Along those same lines but a bigger scale, and thinking about Ted Buehler’s Tilikum west to PSU comment, I also notice that the east side missed a great chance for a bike/ped connection from 3rd and Division to the East Tilikum landing. As it is, it’s 0.8 miles and 15 minutes walk to go around either the Clay St or SE 8th Ave crossings. Had a ped/bike facility been included on the streetcar ramp it would have been well under 5 minutes for a couple hundred yard crossing of all the rail lines cutting off that corner of the CEIC.
Why did those breakdowns happen in the planning process of the Tilikum / Orange Line project?
But they should be planning for good pedestrian access because those are their customers, they service almost all of their customers via pedestrian infrastructure, and they aren’t even getting that right.

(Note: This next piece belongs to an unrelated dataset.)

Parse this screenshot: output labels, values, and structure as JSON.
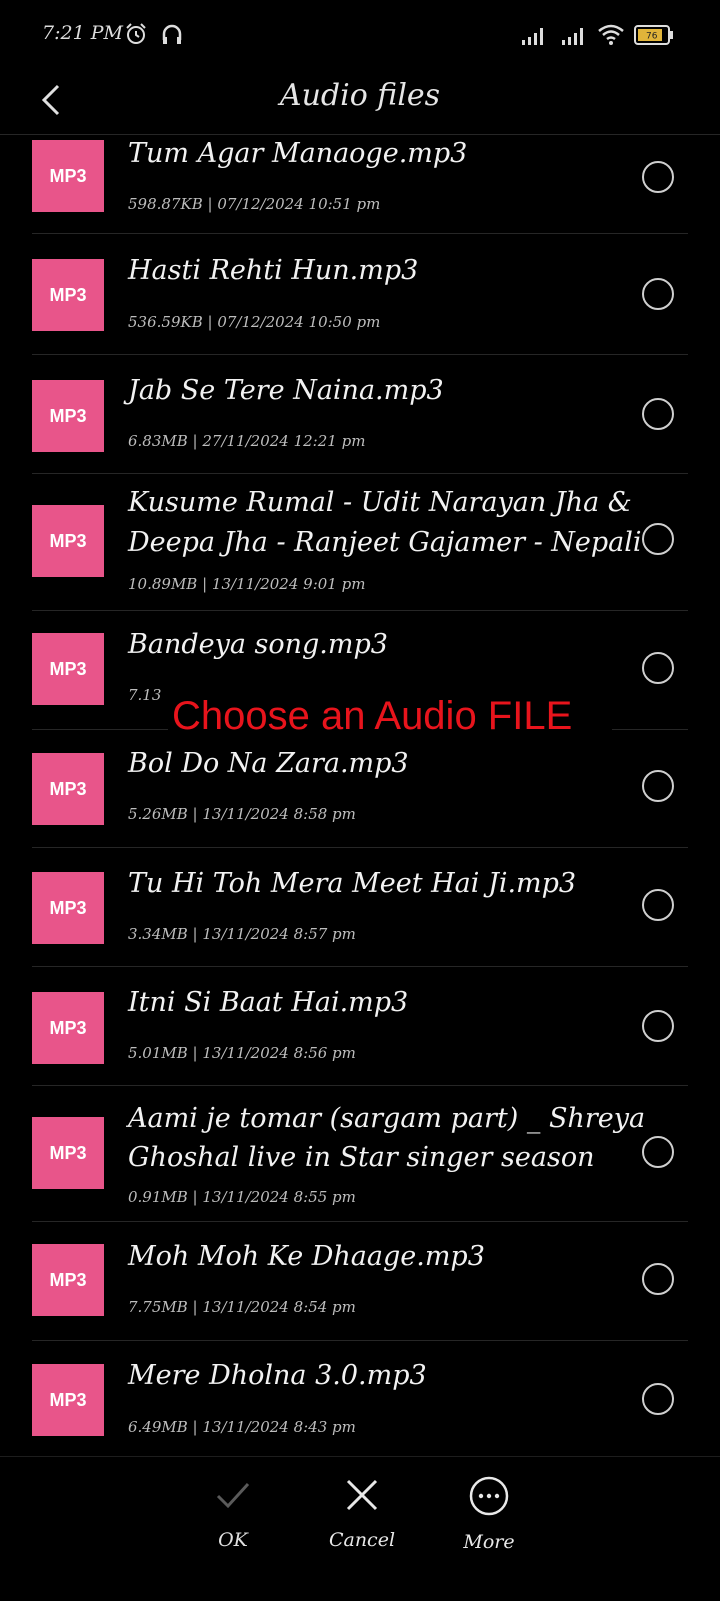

TriMet should not be designing any bikeways. The mandates should be coming from Metro, since they are tasked with managing regional land use, transportation, and coordination with local agencies.
How many TriMet articles is it going to take before people finally realize that TriMet is the enemy here? Everything they do hurts cycling more than it helps.
A classic case of over designing if there ever was one. Meanwhile they installed deathtrap aluminum expansion joint bridges at the apex of a curve on a downhill.
I’m not usually one to pull out the old “How much did this cost?” argument, but in this case, I am going to guess the hundreds of thousands of dollars they have spent on staffing, monitoring, testing, designing, redesigning and now, installing push-gates, would have been more wisely spent on active crossing arms for the ped/bike path.
Or maybe they could have dipped into that $5M slush fund they kicked back to the feds.